My educational experience never was quite as interesting as that. The schools sort of had a “don’t ask, don’t tell” standard for the teachers. I’m still not sure what BIPOC means, or if that even was a thing when I was young. Then again, back in the day, you either were gay, straight, or bi; all those dozens of new genders and sexual identities hadn’t been invented by academia and activists yet. We were learning about things like literature and biology instead of radical gender theory. How times have changed!

Less public information is known about the more photogenic of the two, Heather Levine. (I’m guessing that she does not have two mommies.) What could she have against sea yarns of old? That outstanding nose could be the model for a trireme’s prow, cutting through the waves of the easterly Mediterranean. A brief bio from last year states that she’s been an educator for a decade, currently teaching ninth-grade English to mostly Hispanic students. Personally, I find it difficult to get upset with anyone named Heather, but as for being “very proud” that Odyssey was canceled at school, I wish she’d stop doing that

Motivations

Neither of the two explained what their problem was with the Greek poet of 28 centuries ago. However, they didn’t have to, any more than one must explain why water is wet. This isn’t merely about philistine inclinations. If it’s not glaringly obvious, Patriot Post spells it out [14] in great detail, including the following: 

For the progressive demagogues who dominate America’s educational system, the elimination of historical references and lasting cultural elements is a feature, not a bug. Nothing threatens an agenda aimed at producing the rigid conformity of thought required by every totalitarian movement more than making students aware of ideas that challenge that conformity.

Thus, this intentional shallowing out and subsequent “reshaping” of students’ thought processes, in all its Year Zero, Orwellian permutations, must be introduced into curriculums as early and often as possible. And so an effort that began with posting “trigger warnings” on “problematic” teaching materials is proceeding seamlessly to outright censorship.

Putting it more bluntly, the cultural Marxist effort at sending classic literature down the memory hole is one front in their anti-white agenda. For nearly two thousand years, there’s been general agreement among scholars about what the great works of literature were — collectively called the Western canon — until fairly recent times. I recall that by 1990, the fad which eventually would culminate in #DisruptTexts reached my toxically Leftist campus. The student newspaper, a playground for the future cogs in the MSM, supported purging the “Dead White European Males” (helpfully abbreviated DWEMs) from the canon. Throughout this campaign, there was much crowing of approval by some characters who really need to stop doing that.

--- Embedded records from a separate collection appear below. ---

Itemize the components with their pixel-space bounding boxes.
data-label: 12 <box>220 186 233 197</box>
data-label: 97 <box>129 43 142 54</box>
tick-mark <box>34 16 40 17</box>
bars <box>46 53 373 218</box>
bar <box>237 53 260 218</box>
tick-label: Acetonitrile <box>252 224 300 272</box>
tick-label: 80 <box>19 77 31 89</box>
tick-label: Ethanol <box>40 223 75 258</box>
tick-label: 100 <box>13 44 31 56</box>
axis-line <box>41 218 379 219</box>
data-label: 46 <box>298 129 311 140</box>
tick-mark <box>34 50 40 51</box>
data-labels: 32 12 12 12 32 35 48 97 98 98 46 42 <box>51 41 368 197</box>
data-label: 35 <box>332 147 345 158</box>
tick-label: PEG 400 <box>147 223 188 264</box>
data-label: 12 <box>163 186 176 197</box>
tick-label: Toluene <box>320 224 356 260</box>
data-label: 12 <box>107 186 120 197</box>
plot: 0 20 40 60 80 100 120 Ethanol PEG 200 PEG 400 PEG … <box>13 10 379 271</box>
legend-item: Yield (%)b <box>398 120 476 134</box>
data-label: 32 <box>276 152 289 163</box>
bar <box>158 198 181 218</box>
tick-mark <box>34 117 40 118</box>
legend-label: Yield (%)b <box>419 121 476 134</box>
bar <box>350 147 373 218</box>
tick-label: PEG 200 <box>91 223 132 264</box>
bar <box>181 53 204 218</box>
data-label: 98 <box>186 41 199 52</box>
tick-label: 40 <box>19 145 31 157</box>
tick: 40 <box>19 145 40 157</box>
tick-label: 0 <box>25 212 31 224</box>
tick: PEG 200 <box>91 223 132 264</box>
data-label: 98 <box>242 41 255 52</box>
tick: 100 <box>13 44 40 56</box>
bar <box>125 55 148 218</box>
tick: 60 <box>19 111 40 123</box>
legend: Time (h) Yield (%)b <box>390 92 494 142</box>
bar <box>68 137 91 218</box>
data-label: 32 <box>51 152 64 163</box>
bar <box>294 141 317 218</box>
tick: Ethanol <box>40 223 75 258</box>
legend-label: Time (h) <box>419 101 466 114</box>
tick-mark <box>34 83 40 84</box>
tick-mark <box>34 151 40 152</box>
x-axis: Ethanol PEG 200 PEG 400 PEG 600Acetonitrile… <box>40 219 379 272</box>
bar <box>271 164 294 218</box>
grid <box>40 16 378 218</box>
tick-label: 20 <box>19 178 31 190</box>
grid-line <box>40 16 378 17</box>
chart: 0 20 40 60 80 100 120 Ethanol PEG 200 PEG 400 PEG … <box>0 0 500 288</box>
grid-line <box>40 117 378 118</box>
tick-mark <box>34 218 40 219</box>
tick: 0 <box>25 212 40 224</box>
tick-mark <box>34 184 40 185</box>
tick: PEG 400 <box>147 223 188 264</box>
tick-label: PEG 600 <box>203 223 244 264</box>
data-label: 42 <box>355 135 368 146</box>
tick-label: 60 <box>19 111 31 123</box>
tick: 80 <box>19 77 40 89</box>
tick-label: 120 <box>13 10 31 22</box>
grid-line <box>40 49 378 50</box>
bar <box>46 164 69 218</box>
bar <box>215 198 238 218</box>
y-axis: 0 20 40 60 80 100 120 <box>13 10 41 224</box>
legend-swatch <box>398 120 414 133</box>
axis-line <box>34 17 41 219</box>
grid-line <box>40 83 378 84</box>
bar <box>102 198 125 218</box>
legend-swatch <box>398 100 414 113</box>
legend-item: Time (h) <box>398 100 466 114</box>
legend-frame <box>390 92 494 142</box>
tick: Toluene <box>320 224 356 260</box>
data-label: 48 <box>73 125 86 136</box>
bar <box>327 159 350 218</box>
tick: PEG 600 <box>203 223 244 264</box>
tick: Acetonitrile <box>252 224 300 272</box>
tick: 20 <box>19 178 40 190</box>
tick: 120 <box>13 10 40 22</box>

Note well, this wasn’t about adding Confucius and Lao-Tse to the canon in recognition of their contributions to world literature, which would’ve been unobjectionable. No, the old Great Ones of literature had to go, and ours most especially. Although this obviously was an anti-white agenda, we’re not even getting great ancient Chinese luminaries in place of ours. (At least we still have the immortal works of Chimamanda Ngozi Adichie [15].) Now that this bowdlerization frenzy has caught on in academia, the newer crop of teachers graduating from colleges like mine was instructed by their cultural Marxist professors that getting rid of the classics is some kind of moral imperative. 

Now we see the results. 

What will students have left to read if this goes on, with one great author after another getting canceled at the whims of perennially offended culture distorters? What will fill the vacuum? 

With that in mind, I challenge any of the mental microbes at #DisruptTexts to write an epic better than Homer did.